We were pleased to see that our comments around transfers of personal data outside of the Isle of Man and EU to jurisdictions without adequacy findings have been addressed. The revised draft GDPR Regulations now clearly allow the use of EU model clauses whereas the initial draft indicated that the consent of the Information Commissioner would be required in all but a handful of circumstances.
It is also worth noting that the Isle of Man will retain a notification requirement. Data controllers and data processors who are subject to the GDPR Regulations must submit details including their name and address, country of incorporation, nature of business or trade, contact details of the data protection officer or other point of contact and a description of the measures to be taken to comply with the principle of integrity and confidentiality to the Information Commissioner annually.

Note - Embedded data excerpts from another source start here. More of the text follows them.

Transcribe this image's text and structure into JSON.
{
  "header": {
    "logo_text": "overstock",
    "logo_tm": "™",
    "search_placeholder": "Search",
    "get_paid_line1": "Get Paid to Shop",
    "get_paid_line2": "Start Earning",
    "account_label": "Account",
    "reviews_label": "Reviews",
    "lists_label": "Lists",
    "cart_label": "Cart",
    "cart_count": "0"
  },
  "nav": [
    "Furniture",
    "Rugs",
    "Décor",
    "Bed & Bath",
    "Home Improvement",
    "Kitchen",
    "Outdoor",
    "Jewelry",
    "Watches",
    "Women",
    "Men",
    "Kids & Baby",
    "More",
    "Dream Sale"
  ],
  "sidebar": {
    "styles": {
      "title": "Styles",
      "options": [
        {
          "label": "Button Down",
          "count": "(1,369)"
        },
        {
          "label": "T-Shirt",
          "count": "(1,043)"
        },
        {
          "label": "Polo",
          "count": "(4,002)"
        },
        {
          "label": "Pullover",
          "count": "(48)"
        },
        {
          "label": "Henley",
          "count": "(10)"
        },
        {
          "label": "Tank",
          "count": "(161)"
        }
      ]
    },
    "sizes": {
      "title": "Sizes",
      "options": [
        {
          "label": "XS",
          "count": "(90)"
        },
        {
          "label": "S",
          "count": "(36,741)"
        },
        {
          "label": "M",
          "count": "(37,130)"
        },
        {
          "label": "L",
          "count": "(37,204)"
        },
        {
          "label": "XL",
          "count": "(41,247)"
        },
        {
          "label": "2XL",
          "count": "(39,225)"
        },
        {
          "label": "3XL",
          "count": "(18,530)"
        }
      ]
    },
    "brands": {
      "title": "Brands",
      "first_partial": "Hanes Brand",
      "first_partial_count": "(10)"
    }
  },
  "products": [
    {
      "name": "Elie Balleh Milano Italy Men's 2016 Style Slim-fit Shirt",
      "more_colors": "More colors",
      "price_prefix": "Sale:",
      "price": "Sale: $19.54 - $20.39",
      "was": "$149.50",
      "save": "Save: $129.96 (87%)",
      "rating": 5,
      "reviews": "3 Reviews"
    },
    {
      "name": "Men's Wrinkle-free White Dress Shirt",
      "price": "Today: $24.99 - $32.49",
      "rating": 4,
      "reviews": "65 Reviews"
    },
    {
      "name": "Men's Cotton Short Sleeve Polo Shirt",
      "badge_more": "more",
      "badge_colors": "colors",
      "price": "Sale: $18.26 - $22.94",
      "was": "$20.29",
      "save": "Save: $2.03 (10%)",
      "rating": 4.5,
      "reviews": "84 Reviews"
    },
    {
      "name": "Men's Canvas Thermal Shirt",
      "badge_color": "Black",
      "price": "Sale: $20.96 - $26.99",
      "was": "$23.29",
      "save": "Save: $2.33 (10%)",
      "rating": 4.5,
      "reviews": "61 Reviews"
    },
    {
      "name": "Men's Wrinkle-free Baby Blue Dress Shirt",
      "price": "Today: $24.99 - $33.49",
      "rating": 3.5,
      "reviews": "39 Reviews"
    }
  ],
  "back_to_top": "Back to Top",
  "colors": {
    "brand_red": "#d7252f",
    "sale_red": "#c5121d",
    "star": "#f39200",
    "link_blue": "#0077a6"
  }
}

Variance from the UK's proposed regime means that guidance released by the UK Information Commissioner's Office can no longer be relied upon, which could put a further strain on the resources of the Isle of Man Information Commissioner to produce local guidance in addition to his new powers and obligations under the IOM GDPR Legislation.
With a lack of guidance in the Isle of Man and across Europe there are still many questions to be answered but, with GDPR becoming enforceable on 25 May, sitting and waiting is no longer an option.
The argument in favour of setting out all of the vital rights about personal data and the serious obligations on data controllers and processors in secondary legislation is that the regulations can be easily amended. But does that really protect a data subject's rights? Does that diminish the level of scrutiny that will be given to any change? Why do other jurisdictions not consider it appropriate to set these out in secondary legislation so that it can be more easily amended?
The IOM GDPR Legislation appears to be an interim way of implementing GDPR and the LED, with the Council of Ministers advising that their legislative programme includes another data protection bill and that they will look at the issue again with two or three years' experience of how it is working, to see whether they can craft a perfect piece of legislation for the Manx context.
GDPR is then at least being implemented in the Isle of Man and there is a plan to 'see how things go', give businesses a 'bedding in' period to adjust to additional requirements and for the legislators to learn what needs to be changed from practical experience and produce a carefully crafted bespoke piece of legislation further down the line.
Where the Isle of Man has moved away from the GDPR itself, such as the reduced fines, this introduces uncertainty over the status of the Isle of Man's adequacy finding issued by the European Commission once it comes up for review. Any new data protection bill would need to consider guidance and case law coming from Europe. We will be watching with interest to see how other jurisdictions which have introduced their own bespoke laws fare when the European Commission come to review their adequacy status, and how the UK is assessed following Brexit.